Bobby shook his head.
‘He’s got a cheek, then.’
‘That wretched paragraph reached him by post yesterday: just the Intimate Details column. A clipping, he said, not the whole paper. In an ordinary brown envelope, typed. From London, like the others.’
‘Did all the owners get a clipping?’ I asked.
‘It looks like it. Most of them have been on the phone. I haven’t exactly rung the rest to ask.’
We sat around for a while, and I borrowed the telephone to pick up my messages from the answering machine in the cottage, and to call in return a couple of trainers who’d offered rides during the week, and to talk to a couple of jockeys who lived in Newmarket, asking for a lift down to Plumpton in Sussex for racing the next day. Two of them were already going together, they said, and would take me.
‘Will you come back here?’ Holly said, when all was fixed.
I looked at the anxiety in her face and the lack of opposition in Bobby’s. I wouldn’t have expected him to want me even in the first place, but it seemed I was wrong.
‘Stay,’ he said briefly, but with invitation, not grudge.
‘I haven’t been much help.’
‘We feel better,’ Holly said, ‘with you here.’
I didn’t much want to stay because of practical considerations.

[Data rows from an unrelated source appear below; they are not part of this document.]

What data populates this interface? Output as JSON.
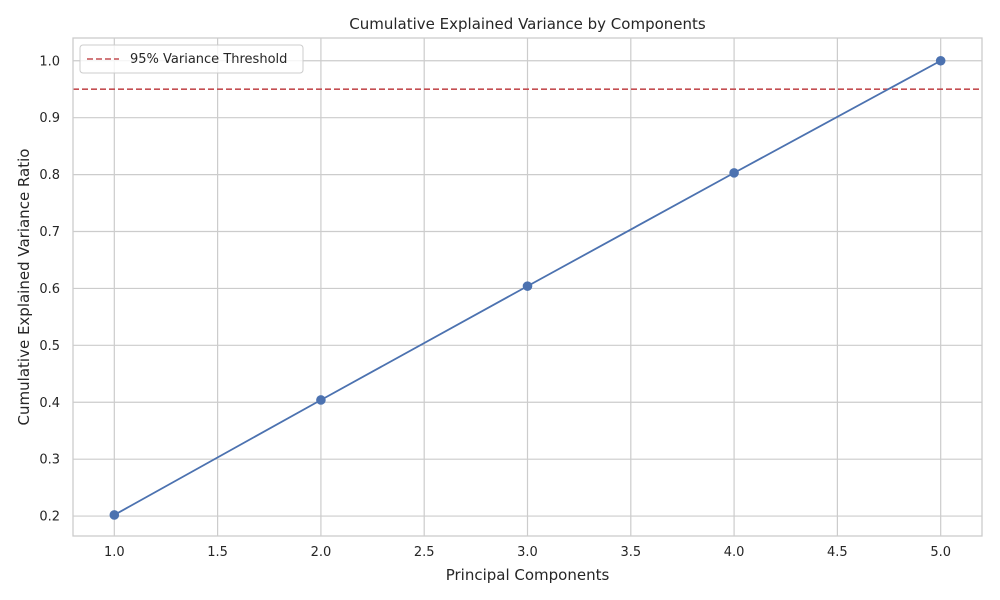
{
  "chart_data": {
    "type": "line",
    "title": "Cumulative Explained Variance by Components",
    "xlabel": "Principal Components",
    "ylabel": "Cumulative Explained Variance Ratio",
    "xlim": [
      0.8,
      5.2
    ],
    "ylim": [
      0.165,
      1.04
    ],
    "xticks": [
      1.0,
      1.5,
      2.0,
      2.5,
      3.0,
      3.5,
      4.0,
      4.5,
      5.0
    ],
    "yticks": [
      0.2,
      0.3,
      0.4,
      0.5,
      0.6,
      0.7,
      0.8,
      0.9,
      1.0
    ],
    "grid": true,
    "legend_position": "top-left",
    "series": [
      {
        "x": [
          1,
          2,
          3,
          4,
          5
        ],
        "values": [
          0.202,
          0.404,
          0.604,
          0.803,
          1.0
        ],
        "color": "#4c72b0",
        "marker": "circle"
      }
    ],
    "threshold": {
      "name": "95% Variance Threshold",
      "value": 0.95,
      "color": "#c44e52",
      "style": "dashed"
    }
  }
}
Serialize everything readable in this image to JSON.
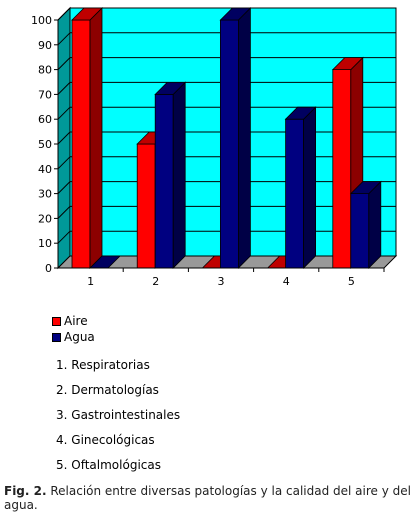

I was due to ride in Devon on the Tuesday, and one reason I preferred to live in Lambourn, not Newmarket, was that from Lambourn one could drive to every racecourse in England and return home on the same day. Lambourn was central.
I said apologetically, ‘I’ll have to get a lift back to Lambourn from Plumpton, because I need my car to go to Devon on Tuesday. When I get back to Lambourn on Tuesday evening, we’ll see how things are here.’
Holly said, ‘All right’ dispiritedly, not attempting to persuade.
I looked at her downcast face, more beautiful, as often, in sorrow than in joy. A thought came unexpectedly into my head and I said without reflection, ‘Holly, are you pregnant?’